С сожалением опуская подробности глубокой и тонкой рефлексии А. Пелипен-ко по поводу процессов, происходящих в логоцентризме, обратимся к некоторым проявлениям и последствиям кризиса последнего.
Сердцевина логоцентрической культуры — разнообразные формы словесности и вербальные дискурсы, сам способ вербального осмысления мира. Нетрудно заметить, что сегодня все больше людей, независимо от происхождения, образования, статуса и даже интеллекта, утрачивают привитые логоцентризмом навыки логического мышления, способность выстраивать рациональные причинно-следственные ряды и полагаться на непреложность установленного факта. Сознание все более ныряет в свою собственную квазиморфологическую реальность, прячась в нее, как улитка в домик. Как известно, усложнение форм на вершине эволюционной пирамиды вызывает упрощение у ее основания. Так, усложнению «высоколобого» научного дискурса сопутствует почти обвальное упрощение языковых дискурсов в иных публичных сферах — обыденной речи, публицистике, текущей аналитике и т.д. Фронт ремифологизации продвигается с разной скоростью по всем сферам логоцентрической культуры — религии, морали, философии, науке и т.д. А. Пелипенко с блеском рассматривает происходящие в них процессы.
Эти сферы культуры утрачивают свое былое значение, переживают упадок, окукливаются и замыкаются сами на себя. Ими мало интересуются люди и даже власти (поскольку уже не опасны!). Авторитет священника, философа, ученого, моралиста резко снизился. Сила их резонанса в обществе значительно уменьшилась. Предлагаемые ими ценности и даже достижения вызывают скуку (счастья не обещают!), релятивизируются и уходят на периферию культуры. Институциональные формы этих сфер претерпевают изменения и все более смещаются в сторону их индивидуализации. Их трудности — не в самих их представителях, которые почему-то вдруг измельчали. Они коренятся в общем кризисном исчерпании логоцентрической культуры, частью которой эти сферы являются.

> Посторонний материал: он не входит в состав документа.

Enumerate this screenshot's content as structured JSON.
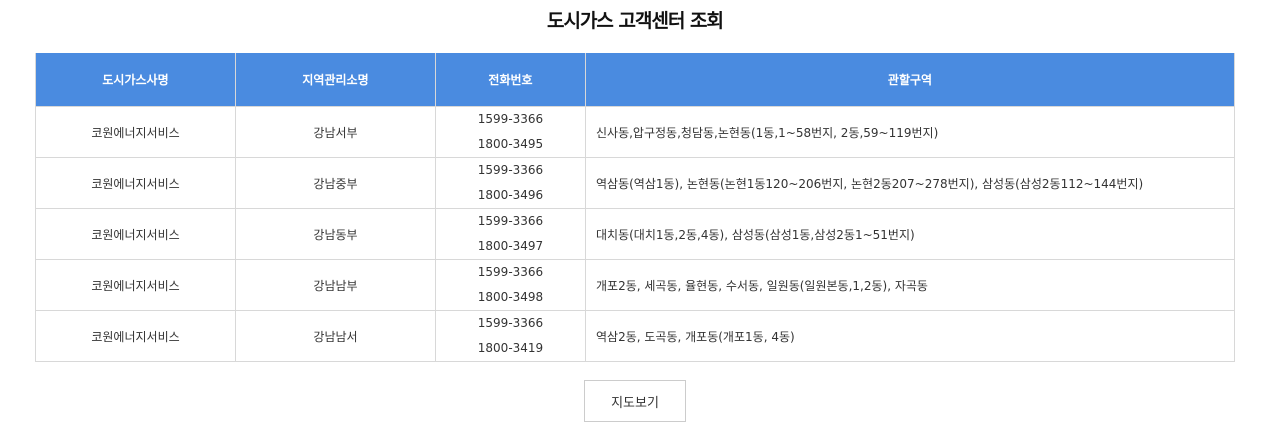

Фиксируя «родовые» дефекты ключевых сфер логоцентрической культуры
— религии, морали, философии, науки и т.д., — А. Пелипенко заключает, что если Модерн — это финишная прямая логоцентризма, то послевоенный мир —
это «финиш финиша» [Пелипенко 2016: 191]. Мельчание, затухание и распад всех форм логоцентрической культуры ускоренно нарастают, и не видеть этого нельзя.
Закончился культ великого человека. Государственных и политических деятелей сменили актеры, музыканты, спортсмены. Кумиры не стали хуже — просто время кумиров ушло. Политика в своем прежнем виде кончилась. Общественные идеалы умерли, и ничего, кроме интересов, им на смену не пришло. А в царстве интересов крупным политикам делать нечего. Они не востребованы жизнью, где обыватель (он же избиратель) боится думать о будущем. Тактические вопросы улаживаются бюрократами-управленцами, которым вывести формулу синтеза принципов и интересов не под силу — интеллекта не хватает. Остается заниматься привычным профессиональным делом — демагогией и лицемерием. Последнее, кстати, из свойства индивидуального превратилось в системное явление, его больше не стесняются — как можно стесняться общепринятого правила?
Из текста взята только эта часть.